My message look like this:
Report ZSIM_RANDOM_DURATION_ started
Report ZSIM_SYSTEM_ACTIVITY started
Report /BDL/TASK_SCHEDULER started
Report ZSIM_JOB_CREATE started
Report RSBTCRTE started
Report SAPMSSY started
Report RSRZLLG_ACTUAL started
Report RSRZLLG started
Report RGWMON_SEND_NILIST started
I try to some code:
clean_special2=re.sub(r'^[Report] [^1-9] [started]','',text)
but I think this code will remove all rows however I want to keep the format like Report .....Started. So I only want to remove the jobs name in the middle.

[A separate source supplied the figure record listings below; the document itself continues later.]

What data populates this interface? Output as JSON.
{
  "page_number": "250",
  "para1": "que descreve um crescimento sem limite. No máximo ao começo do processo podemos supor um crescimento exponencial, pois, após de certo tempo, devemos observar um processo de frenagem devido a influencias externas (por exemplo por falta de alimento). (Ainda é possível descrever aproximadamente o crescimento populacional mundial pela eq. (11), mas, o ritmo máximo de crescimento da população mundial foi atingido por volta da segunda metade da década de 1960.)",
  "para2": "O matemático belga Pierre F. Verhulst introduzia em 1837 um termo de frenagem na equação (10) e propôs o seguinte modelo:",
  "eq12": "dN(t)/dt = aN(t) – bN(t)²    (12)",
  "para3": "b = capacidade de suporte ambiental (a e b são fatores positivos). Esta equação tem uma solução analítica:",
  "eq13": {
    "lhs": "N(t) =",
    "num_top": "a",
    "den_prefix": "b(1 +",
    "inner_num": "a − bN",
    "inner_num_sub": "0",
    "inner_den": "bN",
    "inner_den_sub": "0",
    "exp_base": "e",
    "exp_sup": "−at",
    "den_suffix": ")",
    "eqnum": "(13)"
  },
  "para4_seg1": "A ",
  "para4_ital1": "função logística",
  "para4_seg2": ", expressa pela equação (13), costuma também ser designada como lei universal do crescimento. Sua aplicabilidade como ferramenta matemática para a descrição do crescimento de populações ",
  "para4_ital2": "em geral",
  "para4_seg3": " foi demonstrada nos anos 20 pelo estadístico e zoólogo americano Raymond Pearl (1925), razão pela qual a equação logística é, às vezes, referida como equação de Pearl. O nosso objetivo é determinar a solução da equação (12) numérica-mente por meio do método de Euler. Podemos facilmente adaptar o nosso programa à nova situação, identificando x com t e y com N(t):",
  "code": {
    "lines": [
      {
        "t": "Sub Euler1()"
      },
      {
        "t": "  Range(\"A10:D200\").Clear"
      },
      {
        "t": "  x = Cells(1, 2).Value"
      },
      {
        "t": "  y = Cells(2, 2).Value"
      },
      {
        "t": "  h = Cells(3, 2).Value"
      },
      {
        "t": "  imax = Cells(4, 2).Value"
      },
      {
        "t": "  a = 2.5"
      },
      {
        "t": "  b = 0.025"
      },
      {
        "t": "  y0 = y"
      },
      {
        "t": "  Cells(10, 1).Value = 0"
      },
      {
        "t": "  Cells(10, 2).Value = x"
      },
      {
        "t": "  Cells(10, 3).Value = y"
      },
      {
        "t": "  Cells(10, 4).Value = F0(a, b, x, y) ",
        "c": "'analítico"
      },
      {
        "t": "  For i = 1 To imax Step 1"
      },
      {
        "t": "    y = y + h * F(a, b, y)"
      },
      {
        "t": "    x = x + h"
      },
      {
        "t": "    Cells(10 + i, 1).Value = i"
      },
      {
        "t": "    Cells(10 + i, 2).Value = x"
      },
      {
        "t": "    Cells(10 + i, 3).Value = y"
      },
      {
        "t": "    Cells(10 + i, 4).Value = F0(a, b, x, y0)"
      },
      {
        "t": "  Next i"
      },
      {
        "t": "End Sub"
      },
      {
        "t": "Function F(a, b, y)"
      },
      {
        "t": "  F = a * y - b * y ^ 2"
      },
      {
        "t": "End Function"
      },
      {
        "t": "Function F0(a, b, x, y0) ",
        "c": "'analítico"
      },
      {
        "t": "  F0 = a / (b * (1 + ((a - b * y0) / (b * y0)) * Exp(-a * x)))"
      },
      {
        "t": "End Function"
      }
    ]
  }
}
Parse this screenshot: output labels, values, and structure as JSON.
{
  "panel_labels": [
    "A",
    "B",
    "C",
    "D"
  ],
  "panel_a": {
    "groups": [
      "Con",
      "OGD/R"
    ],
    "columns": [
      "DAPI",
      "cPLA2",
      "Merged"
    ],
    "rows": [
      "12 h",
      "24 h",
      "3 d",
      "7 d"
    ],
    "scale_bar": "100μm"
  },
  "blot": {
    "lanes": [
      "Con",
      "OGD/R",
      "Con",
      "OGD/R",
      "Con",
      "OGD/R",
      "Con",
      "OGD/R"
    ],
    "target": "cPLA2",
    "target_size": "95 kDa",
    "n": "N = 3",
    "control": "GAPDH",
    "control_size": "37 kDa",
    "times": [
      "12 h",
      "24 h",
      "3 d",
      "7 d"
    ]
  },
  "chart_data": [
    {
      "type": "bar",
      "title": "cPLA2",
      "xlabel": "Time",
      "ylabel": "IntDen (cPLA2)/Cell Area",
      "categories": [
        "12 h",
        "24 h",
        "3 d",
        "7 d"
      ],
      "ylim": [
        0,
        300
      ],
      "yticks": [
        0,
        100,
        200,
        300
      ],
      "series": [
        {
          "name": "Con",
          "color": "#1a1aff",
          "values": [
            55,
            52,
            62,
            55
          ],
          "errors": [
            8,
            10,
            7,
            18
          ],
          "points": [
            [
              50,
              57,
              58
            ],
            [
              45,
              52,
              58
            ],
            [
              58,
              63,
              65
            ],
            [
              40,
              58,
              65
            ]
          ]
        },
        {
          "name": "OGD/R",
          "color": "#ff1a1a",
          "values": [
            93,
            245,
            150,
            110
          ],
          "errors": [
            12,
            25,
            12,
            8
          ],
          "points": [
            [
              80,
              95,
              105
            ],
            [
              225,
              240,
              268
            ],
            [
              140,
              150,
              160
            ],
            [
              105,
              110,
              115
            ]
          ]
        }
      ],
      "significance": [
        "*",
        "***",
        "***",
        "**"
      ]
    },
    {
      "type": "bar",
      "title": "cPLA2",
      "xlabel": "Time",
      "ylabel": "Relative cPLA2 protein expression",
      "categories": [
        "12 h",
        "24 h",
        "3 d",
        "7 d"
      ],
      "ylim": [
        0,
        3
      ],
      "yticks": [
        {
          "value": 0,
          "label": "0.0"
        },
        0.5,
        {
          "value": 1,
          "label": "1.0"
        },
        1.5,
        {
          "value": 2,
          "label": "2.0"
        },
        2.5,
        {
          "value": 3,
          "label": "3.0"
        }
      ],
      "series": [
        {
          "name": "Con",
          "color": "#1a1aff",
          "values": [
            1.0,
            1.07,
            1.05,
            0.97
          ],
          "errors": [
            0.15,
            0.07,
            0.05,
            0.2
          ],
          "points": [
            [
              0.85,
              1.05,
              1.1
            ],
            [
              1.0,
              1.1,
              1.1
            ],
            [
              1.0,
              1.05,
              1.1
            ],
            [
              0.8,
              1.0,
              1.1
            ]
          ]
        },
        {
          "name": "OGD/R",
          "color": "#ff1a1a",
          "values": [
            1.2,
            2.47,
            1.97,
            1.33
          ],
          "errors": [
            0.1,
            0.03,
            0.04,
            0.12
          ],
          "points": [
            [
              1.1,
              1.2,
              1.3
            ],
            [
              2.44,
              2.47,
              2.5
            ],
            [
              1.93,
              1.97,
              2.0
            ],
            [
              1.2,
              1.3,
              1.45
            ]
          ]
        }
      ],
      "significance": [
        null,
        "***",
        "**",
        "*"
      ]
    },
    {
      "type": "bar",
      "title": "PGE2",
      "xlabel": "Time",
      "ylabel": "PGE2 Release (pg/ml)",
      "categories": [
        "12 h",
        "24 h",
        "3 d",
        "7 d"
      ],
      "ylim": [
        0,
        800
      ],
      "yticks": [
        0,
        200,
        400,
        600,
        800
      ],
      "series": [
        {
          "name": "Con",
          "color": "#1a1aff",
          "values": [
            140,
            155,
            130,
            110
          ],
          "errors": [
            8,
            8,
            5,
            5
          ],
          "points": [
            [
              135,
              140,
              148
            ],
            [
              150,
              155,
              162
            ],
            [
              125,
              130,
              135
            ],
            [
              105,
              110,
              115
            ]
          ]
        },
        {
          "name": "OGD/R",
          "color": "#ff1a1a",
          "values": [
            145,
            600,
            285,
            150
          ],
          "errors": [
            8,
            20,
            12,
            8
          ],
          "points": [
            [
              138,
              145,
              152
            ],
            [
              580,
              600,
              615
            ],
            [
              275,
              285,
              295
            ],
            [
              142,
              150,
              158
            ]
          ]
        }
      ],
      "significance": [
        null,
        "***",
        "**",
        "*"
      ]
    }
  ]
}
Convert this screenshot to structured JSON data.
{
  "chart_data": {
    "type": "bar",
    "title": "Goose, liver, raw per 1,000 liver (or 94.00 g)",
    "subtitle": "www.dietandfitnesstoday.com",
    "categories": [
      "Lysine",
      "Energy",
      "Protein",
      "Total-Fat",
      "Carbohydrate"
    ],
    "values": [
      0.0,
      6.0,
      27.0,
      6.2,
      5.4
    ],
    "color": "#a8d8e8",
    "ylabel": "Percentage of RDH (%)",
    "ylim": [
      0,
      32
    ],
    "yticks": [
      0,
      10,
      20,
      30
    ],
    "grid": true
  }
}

I expect my outcome looks like this:
Report started
Anyone can help me with a idea? Thank you very much!
Upvotes: 2
Views: 6425
Reputation: 3515
This should do... '^Report\ [^\ ]*\ started'
Regex is black magic, only use it when you have to. Online tools make it much easier to write: https://regex101.com/
Upvotes: 1
Reputation: 45
I don't know about the python syntax but I can sure this regexp can help you match your string
/^Report\W+([\w&.#@%^!~-]+)\W+started/m*
The python string might be like this
text = "Report ZSIM_RANDOM_DURATION_ started";
clean_special2=re.sub(r'^Report\W+([\w&.#@%^!~-]+)\W+started',' ',text)*
Upvotes: 1
Reputation: 60190
Try something like this:
clean_special2=re.sub(r'(?<=^Report\b).*(?=\bstarted)',' ',text)
Explanation: the (?<=...)
is a positive lookbehind, e.g. the string must match the content of this group, but it will not be captured and thus not replaced. Same thing on the other side with a positive look-ahead (?=...)
. The \b
is a word boundary, so that everything between these words will be matched. Since this will also trim away the whitespace, the replacement is a single whitespace.
Upvotes: 3